Cadre juridique et judiciaire pour le droit des affaires et les droits humains

11e législature

Question écrite n° 29511 de M. André Lejeune (Creuse - SOC)

publiée dans le JO Sénat du 30/11/2000 - page 4049

M. André Lejeune attire l'attention de M. le ministre de l'économie, des finances et de l'industrie sur le rapport intitulé " les activités du Fonds monétaire international et de la Banque mondiale ". Il y est souligné, à propos de la crise asiatique et de la Russie, que ces situations ont montré la nécessité pour une économie et une société modernes de disposer d'un cadre juridique et judiciaire performant. Il lui demande de bien vouloir lui préciser si ce cadre juridique performant doit concerner seulement le droit des affaires ou s'appliquer également au respect des droits humains.

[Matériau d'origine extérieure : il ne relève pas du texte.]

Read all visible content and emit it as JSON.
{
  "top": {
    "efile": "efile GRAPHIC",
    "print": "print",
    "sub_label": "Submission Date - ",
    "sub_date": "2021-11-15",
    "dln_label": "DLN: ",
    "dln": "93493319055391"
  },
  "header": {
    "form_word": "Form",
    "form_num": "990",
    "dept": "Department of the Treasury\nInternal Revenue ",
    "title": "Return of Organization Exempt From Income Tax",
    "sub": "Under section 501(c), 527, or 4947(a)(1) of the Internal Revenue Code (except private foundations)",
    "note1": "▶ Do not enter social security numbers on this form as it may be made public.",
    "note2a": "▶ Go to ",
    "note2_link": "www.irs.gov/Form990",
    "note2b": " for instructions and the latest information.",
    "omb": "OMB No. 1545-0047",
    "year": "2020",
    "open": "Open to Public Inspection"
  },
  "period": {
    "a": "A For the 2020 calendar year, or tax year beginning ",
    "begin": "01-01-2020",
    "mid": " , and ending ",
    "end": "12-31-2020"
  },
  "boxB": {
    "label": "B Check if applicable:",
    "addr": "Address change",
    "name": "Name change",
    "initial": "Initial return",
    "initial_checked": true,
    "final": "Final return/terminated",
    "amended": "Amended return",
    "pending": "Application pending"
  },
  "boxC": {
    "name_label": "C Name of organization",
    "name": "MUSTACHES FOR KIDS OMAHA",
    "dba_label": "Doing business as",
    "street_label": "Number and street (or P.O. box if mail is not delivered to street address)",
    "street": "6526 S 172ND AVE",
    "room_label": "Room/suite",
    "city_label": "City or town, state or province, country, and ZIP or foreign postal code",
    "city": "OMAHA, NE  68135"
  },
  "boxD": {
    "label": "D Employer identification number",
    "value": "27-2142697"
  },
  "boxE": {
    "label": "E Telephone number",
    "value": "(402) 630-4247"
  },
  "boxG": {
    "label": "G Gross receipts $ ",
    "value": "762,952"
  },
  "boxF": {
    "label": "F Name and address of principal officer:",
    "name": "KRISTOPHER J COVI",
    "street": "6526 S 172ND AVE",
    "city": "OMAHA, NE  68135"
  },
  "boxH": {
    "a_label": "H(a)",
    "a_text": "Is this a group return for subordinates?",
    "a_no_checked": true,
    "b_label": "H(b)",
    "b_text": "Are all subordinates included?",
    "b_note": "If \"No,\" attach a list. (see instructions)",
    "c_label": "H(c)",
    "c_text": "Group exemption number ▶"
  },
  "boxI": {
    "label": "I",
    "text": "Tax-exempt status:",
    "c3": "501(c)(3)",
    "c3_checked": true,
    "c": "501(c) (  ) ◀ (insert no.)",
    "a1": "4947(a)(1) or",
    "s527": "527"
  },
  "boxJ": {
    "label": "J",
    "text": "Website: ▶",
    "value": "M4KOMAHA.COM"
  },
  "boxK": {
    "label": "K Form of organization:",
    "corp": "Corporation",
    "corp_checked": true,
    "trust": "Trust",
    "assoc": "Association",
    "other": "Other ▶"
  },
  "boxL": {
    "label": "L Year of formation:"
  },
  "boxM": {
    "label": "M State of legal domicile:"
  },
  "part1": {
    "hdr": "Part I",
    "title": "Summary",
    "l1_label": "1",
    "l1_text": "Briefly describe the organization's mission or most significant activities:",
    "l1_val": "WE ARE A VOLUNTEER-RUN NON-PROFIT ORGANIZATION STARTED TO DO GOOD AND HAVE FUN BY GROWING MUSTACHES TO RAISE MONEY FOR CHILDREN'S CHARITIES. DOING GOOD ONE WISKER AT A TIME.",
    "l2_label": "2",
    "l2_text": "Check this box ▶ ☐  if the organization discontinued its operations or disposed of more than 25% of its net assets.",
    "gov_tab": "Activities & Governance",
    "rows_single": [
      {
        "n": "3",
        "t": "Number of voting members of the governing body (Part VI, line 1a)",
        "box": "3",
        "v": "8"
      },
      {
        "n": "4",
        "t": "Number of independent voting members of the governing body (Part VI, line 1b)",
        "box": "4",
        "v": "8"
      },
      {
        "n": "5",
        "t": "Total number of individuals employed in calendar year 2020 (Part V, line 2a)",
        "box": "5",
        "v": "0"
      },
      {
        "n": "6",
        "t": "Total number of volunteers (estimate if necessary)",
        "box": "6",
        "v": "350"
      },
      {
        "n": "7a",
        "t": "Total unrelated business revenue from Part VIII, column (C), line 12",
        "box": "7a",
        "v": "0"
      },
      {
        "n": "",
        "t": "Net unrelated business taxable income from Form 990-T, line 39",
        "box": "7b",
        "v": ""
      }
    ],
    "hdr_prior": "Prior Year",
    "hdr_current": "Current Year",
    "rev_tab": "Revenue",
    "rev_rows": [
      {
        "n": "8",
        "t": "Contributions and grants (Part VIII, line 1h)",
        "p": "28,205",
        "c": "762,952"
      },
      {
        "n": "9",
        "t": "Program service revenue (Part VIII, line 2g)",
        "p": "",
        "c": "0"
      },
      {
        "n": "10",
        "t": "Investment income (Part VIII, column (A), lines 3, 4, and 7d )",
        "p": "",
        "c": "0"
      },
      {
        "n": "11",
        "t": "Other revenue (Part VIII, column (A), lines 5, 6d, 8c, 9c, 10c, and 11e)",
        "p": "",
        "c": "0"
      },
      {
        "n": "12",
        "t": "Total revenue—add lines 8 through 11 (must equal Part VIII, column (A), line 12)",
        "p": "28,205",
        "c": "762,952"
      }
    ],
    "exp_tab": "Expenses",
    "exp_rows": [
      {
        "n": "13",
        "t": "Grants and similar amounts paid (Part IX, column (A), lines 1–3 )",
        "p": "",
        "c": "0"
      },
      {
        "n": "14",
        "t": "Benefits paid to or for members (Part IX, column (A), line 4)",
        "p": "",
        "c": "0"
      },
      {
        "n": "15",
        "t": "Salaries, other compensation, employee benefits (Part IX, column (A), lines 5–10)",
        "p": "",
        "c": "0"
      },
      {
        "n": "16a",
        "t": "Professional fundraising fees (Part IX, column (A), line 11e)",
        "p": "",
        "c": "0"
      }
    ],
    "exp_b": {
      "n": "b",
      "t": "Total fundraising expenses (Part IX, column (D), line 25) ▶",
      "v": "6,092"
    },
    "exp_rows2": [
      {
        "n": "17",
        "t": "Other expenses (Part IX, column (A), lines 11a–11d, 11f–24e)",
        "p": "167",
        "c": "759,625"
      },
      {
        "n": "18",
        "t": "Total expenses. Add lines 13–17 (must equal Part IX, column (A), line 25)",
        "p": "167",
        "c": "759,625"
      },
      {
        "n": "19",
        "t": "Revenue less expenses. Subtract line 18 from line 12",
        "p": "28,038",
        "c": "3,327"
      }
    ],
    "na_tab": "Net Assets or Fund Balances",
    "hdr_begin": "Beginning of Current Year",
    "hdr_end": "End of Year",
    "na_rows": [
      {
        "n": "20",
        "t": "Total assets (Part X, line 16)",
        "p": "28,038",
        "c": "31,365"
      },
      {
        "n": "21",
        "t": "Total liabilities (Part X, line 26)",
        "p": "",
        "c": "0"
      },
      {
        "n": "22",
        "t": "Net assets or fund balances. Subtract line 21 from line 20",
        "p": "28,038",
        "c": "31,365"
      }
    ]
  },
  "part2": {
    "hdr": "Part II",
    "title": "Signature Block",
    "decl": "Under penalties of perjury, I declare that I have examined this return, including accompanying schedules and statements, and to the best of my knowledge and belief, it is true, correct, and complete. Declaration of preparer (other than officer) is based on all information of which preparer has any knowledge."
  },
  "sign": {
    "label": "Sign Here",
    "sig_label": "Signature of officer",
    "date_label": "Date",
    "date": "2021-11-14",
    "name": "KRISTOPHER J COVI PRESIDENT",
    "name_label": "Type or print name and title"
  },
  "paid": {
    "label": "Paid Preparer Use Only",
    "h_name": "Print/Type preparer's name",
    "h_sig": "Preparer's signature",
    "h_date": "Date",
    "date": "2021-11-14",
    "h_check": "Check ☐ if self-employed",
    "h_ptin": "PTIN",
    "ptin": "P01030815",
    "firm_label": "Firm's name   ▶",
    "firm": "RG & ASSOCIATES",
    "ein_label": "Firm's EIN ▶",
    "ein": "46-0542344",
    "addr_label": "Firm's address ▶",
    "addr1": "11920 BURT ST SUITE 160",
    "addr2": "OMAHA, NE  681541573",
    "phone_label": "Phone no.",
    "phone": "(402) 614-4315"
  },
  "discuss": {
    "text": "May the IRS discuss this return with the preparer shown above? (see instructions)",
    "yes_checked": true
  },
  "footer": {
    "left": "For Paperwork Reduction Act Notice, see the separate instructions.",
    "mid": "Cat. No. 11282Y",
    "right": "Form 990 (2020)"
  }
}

Réponse du ministère : Économie

publiée dans le JO Sénat du 05/04/2001 - page 1175

Réponse. - Les crises financières récentes ont mis en exergue le besoin pour les pays émergents de disposer non seulement de fondamentaux macro-économiques sains, mais aussi de structures et d'institutions solides. La communauté financière internationale a donc intensifié son effort en mettant l'accent sur les systèmes financiers nationaux, la gestion de la dette publique, le cadre réglementaire de l'économie (gouvernement d'entreprise et régime de faillite par exemple), la lutte contre la corruption et le blanchiment. La promotion d'institutions solides et stables et plus généralement l'établissement d'un état de droit favorable au développement économique font donc naturellement partie des missions du Fonds monétaire international. Cet aspect du développement revêt évidemment une importance toute particulière dans les pays les plus pauvres, dont le cadre institutionnel insuffisamment développé peut constituer un frein au développement.